Not long after, I went with him to a men’s retreat where many hurting men had gathered — men carrying wounds, struggles, addictions, fears, and deep battles.
At one point, my counselor asked me to pray over the group.
I began praying the only way I knew how at the time:
“Lord, remove their struggles.
Take away their pain.
Fix their situations.”
In the middle of my prayer, my counselor gently stopped me.
He said:
“No… don’t pray that.”
I remember feeling confused. Honestly, I didn’t understand at all.
But I do now.
Because the very brokenness I wanted God to remove from my own life became the place where Jesus transformed me.
Before brokenness, I believed I was trusting God.
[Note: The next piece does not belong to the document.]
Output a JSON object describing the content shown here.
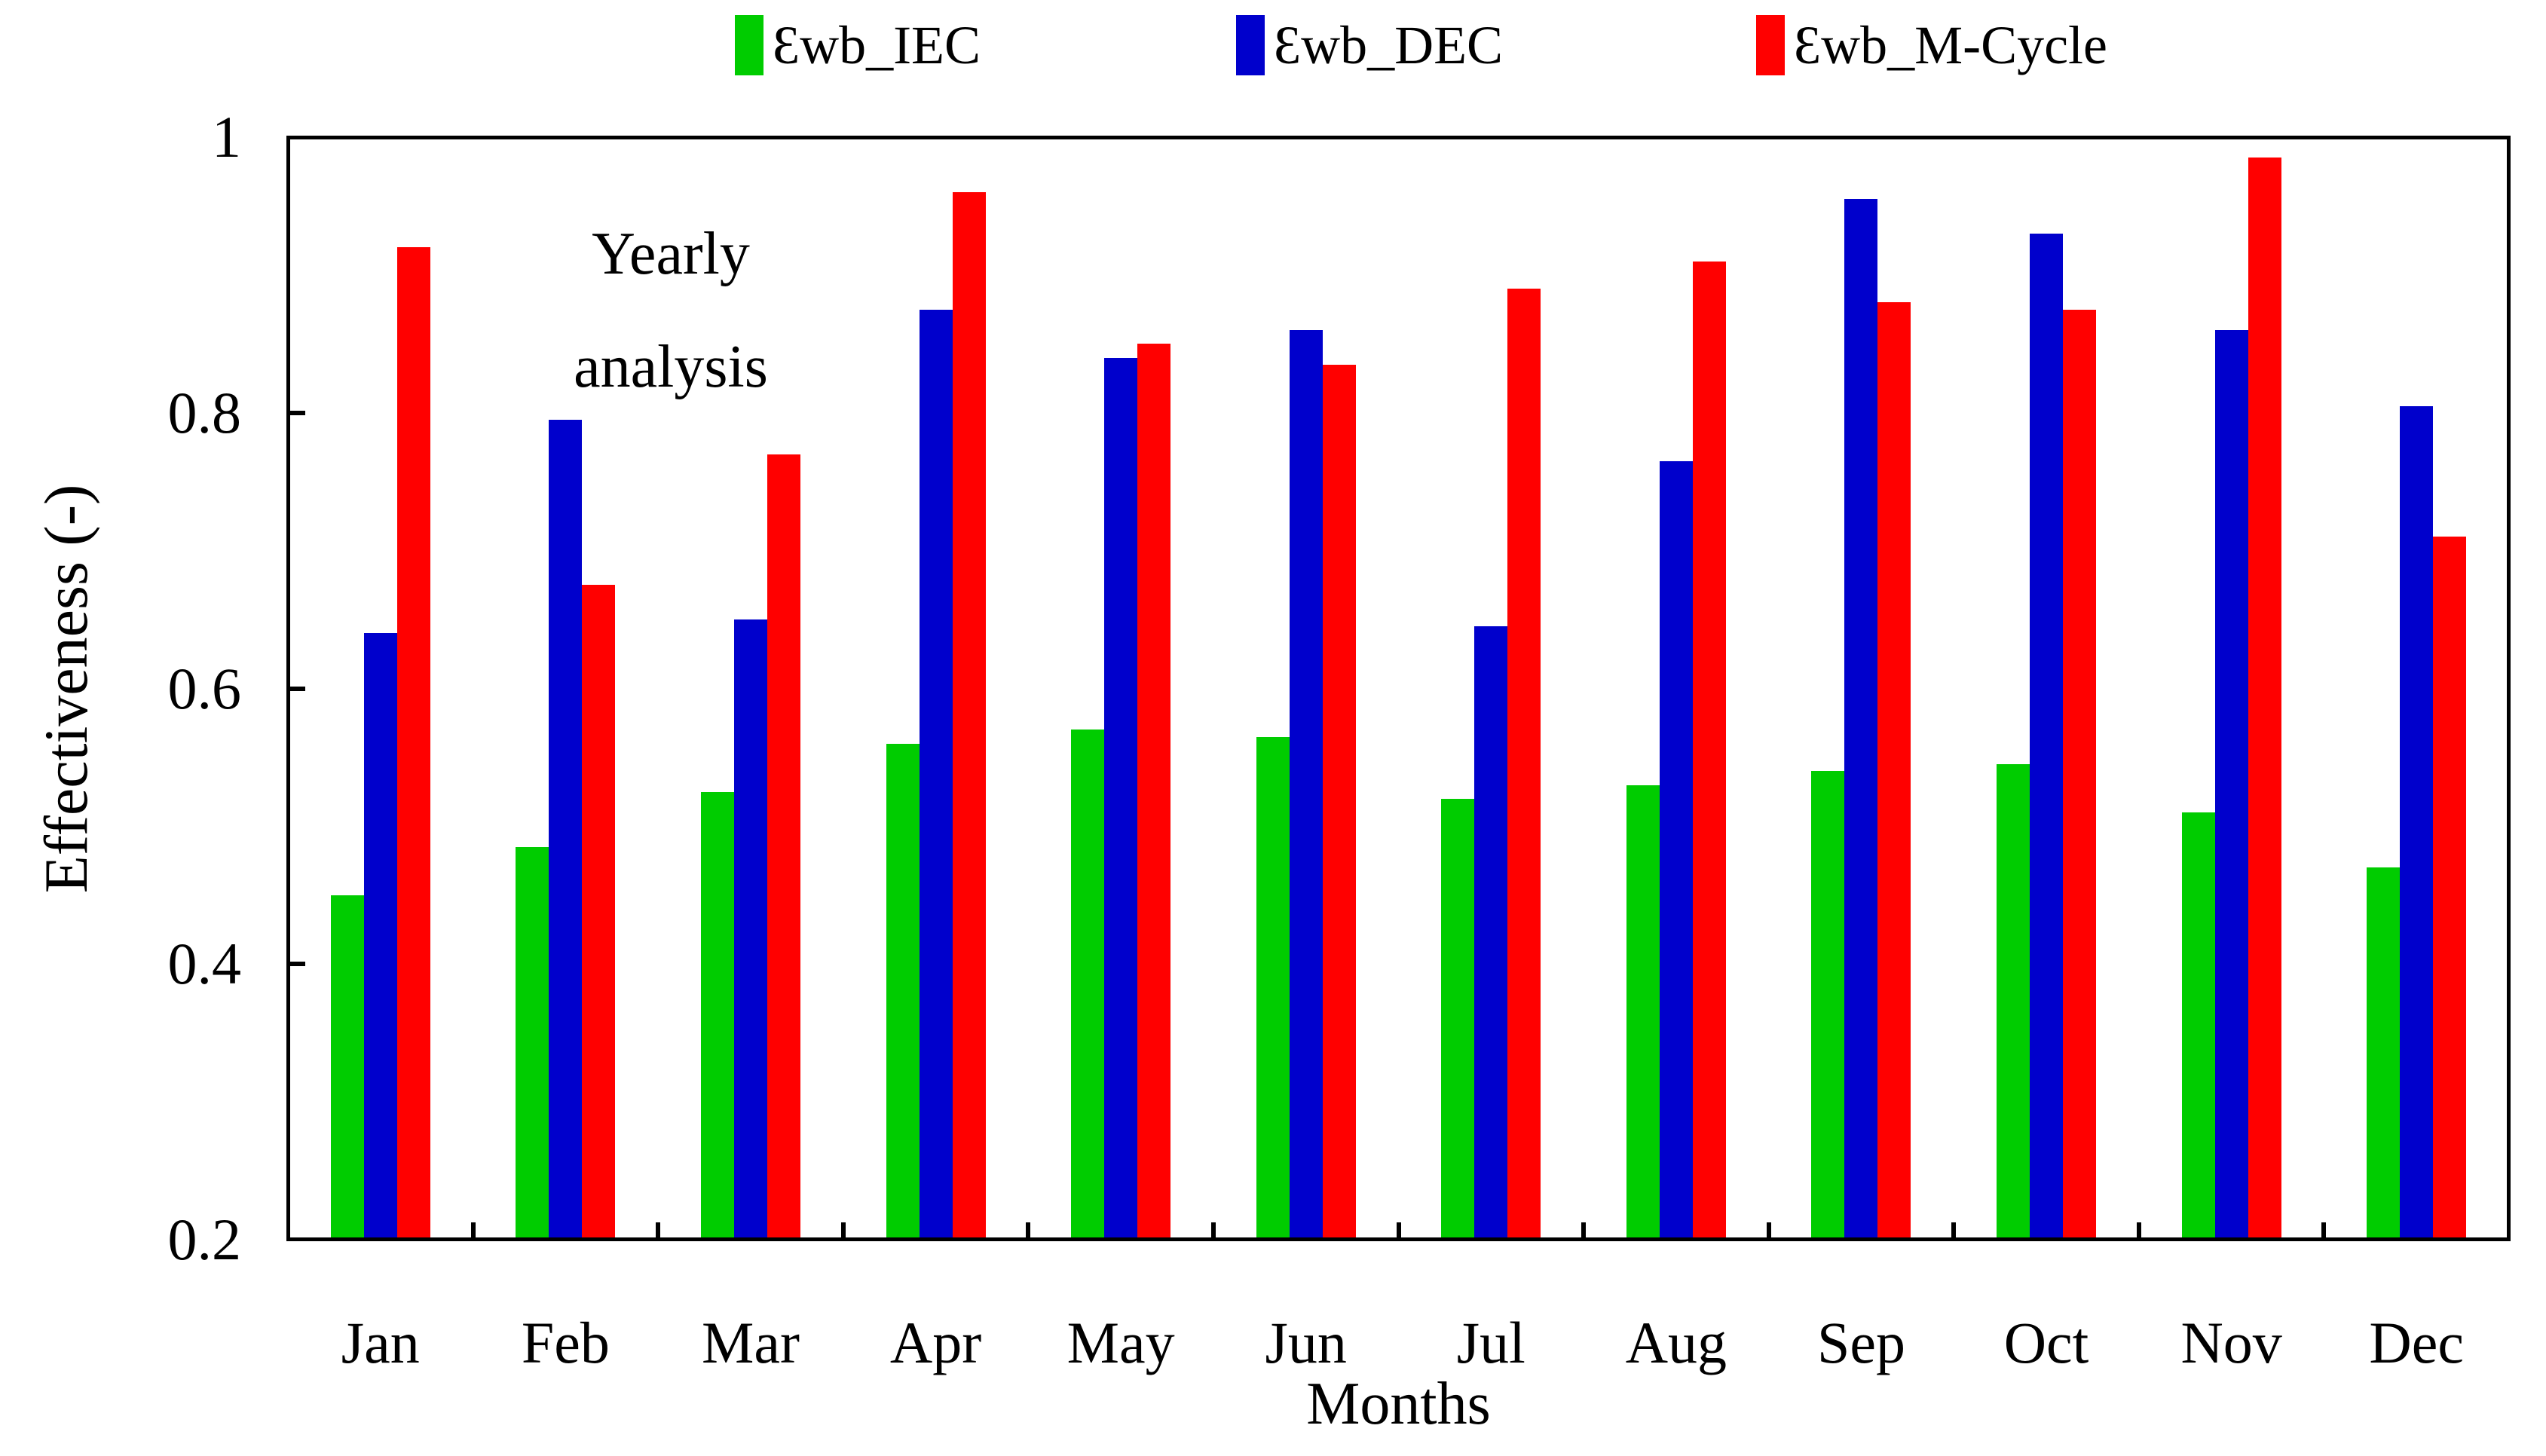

But in many ways, I was still trusting myself.
My plans.
My strength.
My understanding.
My ability to hold life together.
And like many people, it worked…
until it didn’t.
Then came the fire.
The kind of fire that strips away illusions.
The kind that exposes self-reliance.
The kind that reveals how desperately we need Jesus not merely as doctrine, but as Life itself.
I would have never chosen that season.
Never asked for it.
Never wanted it.
But looking back now, what a gift it was.
Because brokenness became the doorway to surrender.
And surrender became the doorway to freedom.
Sometimes the greatest mercy of God is not removing the pressure immediately, but using it to awaken us to our deepest need for Him.
We pray for escape.
But often God is after transformation.
Not punishment.
Not abandonment.
Redemption.
There are things we only learn in the fire.
The fire teaches us:
Jesus is enough.
Jesus is near.
Jesus is our strength.
Jesus is our peace.
Jesus is our life.
And many of us do not truly discover dependence on Him until every other thing we leaned on begins to shake.
I still pray for healing.
I still pray for comfort.
I still pray for God’s intervention.
But now I also pray:
“Lord, do not waste this pain.”
“Reveal Yourself through it.”
“Use this fire to bring forth life.”
Because sometimes the greatest spiritual awakening begins where self-sufficiency finally ends.